Die Idee wurde konkreter, als der Brückendesigner Thomas Heatherwick mit Olympia 2012 weltberühmt wurde. Aus seinem Londoner Designstudio stammten die blütenartigen Schwungarme des Olympiafeuers. Heatherwick wurde 2010 durch den britischen Pavillon bei der Expo 2010 in Schanghai berühmt. Er will, dass Design emotionale Qualitäten hat. „Niemand würde sich auf der Waterloo Bridge mit jemandem treffen“, sagte er und nimmt Bezug auf den Mangel an schönen Brücken über die Themse.
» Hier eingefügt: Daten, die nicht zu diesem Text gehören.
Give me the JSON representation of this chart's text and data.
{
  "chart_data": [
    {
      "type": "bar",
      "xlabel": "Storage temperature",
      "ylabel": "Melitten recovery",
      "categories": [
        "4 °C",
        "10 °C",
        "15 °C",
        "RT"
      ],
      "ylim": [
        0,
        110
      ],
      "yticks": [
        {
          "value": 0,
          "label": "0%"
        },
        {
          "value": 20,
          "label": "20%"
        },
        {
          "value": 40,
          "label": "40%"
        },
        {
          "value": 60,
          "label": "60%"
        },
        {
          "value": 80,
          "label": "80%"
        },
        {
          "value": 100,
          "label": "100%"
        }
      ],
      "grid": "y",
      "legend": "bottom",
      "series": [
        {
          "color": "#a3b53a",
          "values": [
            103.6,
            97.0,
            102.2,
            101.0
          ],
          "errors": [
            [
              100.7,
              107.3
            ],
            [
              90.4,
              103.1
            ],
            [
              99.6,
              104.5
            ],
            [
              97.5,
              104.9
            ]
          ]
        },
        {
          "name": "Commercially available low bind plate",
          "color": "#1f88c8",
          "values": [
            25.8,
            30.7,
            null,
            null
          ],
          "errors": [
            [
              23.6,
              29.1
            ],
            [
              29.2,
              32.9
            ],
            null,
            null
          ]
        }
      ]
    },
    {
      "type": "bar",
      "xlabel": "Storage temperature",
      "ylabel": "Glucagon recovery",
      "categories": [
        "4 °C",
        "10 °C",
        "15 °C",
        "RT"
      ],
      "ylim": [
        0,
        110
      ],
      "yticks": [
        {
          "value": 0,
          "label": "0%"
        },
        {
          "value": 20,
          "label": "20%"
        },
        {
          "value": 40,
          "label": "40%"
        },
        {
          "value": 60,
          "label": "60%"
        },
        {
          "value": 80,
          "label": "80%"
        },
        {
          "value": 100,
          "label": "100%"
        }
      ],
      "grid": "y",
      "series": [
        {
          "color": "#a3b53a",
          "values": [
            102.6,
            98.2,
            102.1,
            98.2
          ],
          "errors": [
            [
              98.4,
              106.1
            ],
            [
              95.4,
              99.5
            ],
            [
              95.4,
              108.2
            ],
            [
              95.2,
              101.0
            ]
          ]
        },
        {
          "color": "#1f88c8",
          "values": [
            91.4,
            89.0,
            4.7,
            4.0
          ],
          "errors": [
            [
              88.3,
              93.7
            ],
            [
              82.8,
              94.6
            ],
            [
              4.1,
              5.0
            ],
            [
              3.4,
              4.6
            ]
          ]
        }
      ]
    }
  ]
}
Bei den Plänen zur Brücke half aber besonders Londons Aufschwung zur Weltmetropole: Mit 8,6 Millionen Einwohnern ist die Stadt größer denn je, kreative Menschen aus aller Welt drängen in die Stadt, da kann es nicht genug neue Belustigungen geben. Gartenfreund Prinz Charles entdeckte sein Interesse an der Brücke, und letzten Sommer verkündete Lumleys Stiftung Garden Bridge Trust, man habe Spendenzusagen von 120 Millionen Pfund zusammen. Boris Johnson bewilligte 30 Millionen Pfund aus der Stadtkasse, Schatzkanzler Osborne 30 Millionen Pfund aus der Staatskasse, die angrenzenden Stadtgemeinden Lambeth und Westminster erteilten Baugenehmigungen.
Doch die Kritiker geben keine Ruhe. Ihr Sprachrohr ist die Zeitung „Guardian“, die auch Londons Hochhausbauten verdammt, die Stararchitekt Daniel Libeskind gerade im Tagesspiegel lobte. Kritiker verdammen die Brücke als „private Touristenattraktion“, die Themse werde zum „Spielfeld privater Fantasien“ gemacht. Kritisiert werden der Standort, die Unterhaltungskosten von jährlich 3,5 Millionen Pfund und überhaupt die privat-öffentliche Finanzierung. Man kritisiert, dass Radler ihr Rad auf der Brücke schieben sollen , und ganz Skeptische prophezeien Sex in den Büschen oder gar eine zweite „Hillsborough-Katastrophe“ – 1989 wurden in dem englischen Stadion 96 Menschen zu Tode gequetscht.
Einen ähnlichen Streit gab es einst um das Riesenrad bei der Westminster-Brücke. Als „absolut ungeeignet“ und „vulgär“ wurde es von der Royal Fine Art Commission bekämpft. Nun hat das Privatprojekt den Sponsornamen „Coca-Cola London Eye“, schimmert nachts bräunlich und ist als Wahrzeichen Londons nicht mehr wegzudenken.